Working in the outdoor environment can be challenging. The weather and bugs are not always pleasant to deal with. I have always been able to push through miserable conditions to get the job done.

What one thing would you like to see changed in environmental education?

I would like to see students spending more time outdoors as part of their science learning. Logistical details in K-12 schools and at the college level make it challenging to provide students significant outdoor learning opportunities. I have led many trips into the woods with campers at Pok-O-MacCready and students at Lasell College. I have seen how significant these experiences can be for students and how wilderness experiences really help to shape their environmental ethic.

What do you hope to have accomplished by the end of your career?

Atmospheric CO2 levels are currently at 400 ppm and increase about 2 ppm per year. Unless drastic changes are made, CO2 levels will be over 450 ppm at the end of my career. The effects of this level of CO2 on natural processes will be significant. I hope to do as much as I can to make sure we do not reach that level. Through my research, teaching, lifestyle choices, and engagement in advocacy, I hope to be part of this effort to stop our rising CO2 levels.

What advice would you give someone who wanted to follow in your footsteps?

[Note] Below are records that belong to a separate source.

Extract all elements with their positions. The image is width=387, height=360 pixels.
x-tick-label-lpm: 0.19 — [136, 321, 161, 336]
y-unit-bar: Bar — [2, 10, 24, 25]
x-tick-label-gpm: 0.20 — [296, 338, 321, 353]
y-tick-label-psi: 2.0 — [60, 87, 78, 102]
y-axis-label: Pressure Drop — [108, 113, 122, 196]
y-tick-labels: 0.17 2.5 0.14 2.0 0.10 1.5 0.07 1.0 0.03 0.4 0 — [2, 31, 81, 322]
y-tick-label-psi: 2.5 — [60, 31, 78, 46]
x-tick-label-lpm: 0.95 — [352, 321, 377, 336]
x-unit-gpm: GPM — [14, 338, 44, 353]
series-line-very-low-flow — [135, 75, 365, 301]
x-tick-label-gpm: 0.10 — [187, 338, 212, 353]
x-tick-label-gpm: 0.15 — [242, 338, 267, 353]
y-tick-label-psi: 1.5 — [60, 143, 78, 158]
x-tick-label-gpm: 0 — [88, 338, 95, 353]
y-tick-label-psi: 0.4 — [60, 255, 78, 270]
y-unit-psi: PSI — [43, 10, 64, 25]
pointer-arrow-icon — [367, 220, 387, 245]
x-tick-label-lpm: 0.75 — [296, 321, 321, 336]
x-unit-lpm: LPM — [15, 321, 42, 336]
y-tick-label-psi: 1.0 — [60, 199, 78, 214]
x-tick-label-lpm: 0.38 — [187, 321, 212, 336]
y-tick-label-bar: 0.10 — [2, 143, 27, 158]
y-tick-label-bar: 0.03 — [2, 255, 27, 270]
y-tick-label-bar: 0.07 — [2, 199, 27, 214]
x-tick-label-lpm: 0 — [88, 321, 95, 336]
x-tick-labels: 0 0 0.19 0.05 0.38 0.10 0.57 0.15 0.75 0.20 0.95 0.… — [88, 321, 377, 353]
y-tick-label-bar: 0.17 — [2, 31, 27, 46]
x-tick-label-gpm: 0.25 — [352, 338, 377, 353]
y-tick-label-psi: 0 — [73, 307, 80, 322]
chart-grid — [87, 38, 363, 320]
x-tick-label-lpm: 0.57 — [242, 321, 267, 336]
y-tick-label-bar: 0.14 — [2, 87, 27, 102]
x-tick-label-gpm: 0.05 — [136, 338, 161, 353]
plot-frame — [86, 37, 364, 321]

I would advise someone to surround themselves with strong mentors. I had a terrific advisor at Siena College as an undergraduate. Similarly, I had an amazing advisor in graduate school at Boston University. Some of my most significant learning experiences happened outside of the classroom. The conversations I had with my advisors while travelling to field research sites were so important in my professional development. In the environmental field, mentors do not have to be teachers or faculty though. There are thousands of community organizations working on environmental issues. The leaders of these organizations are some of the most passionate people I have ever met and students should jump at the opportunity to work with them.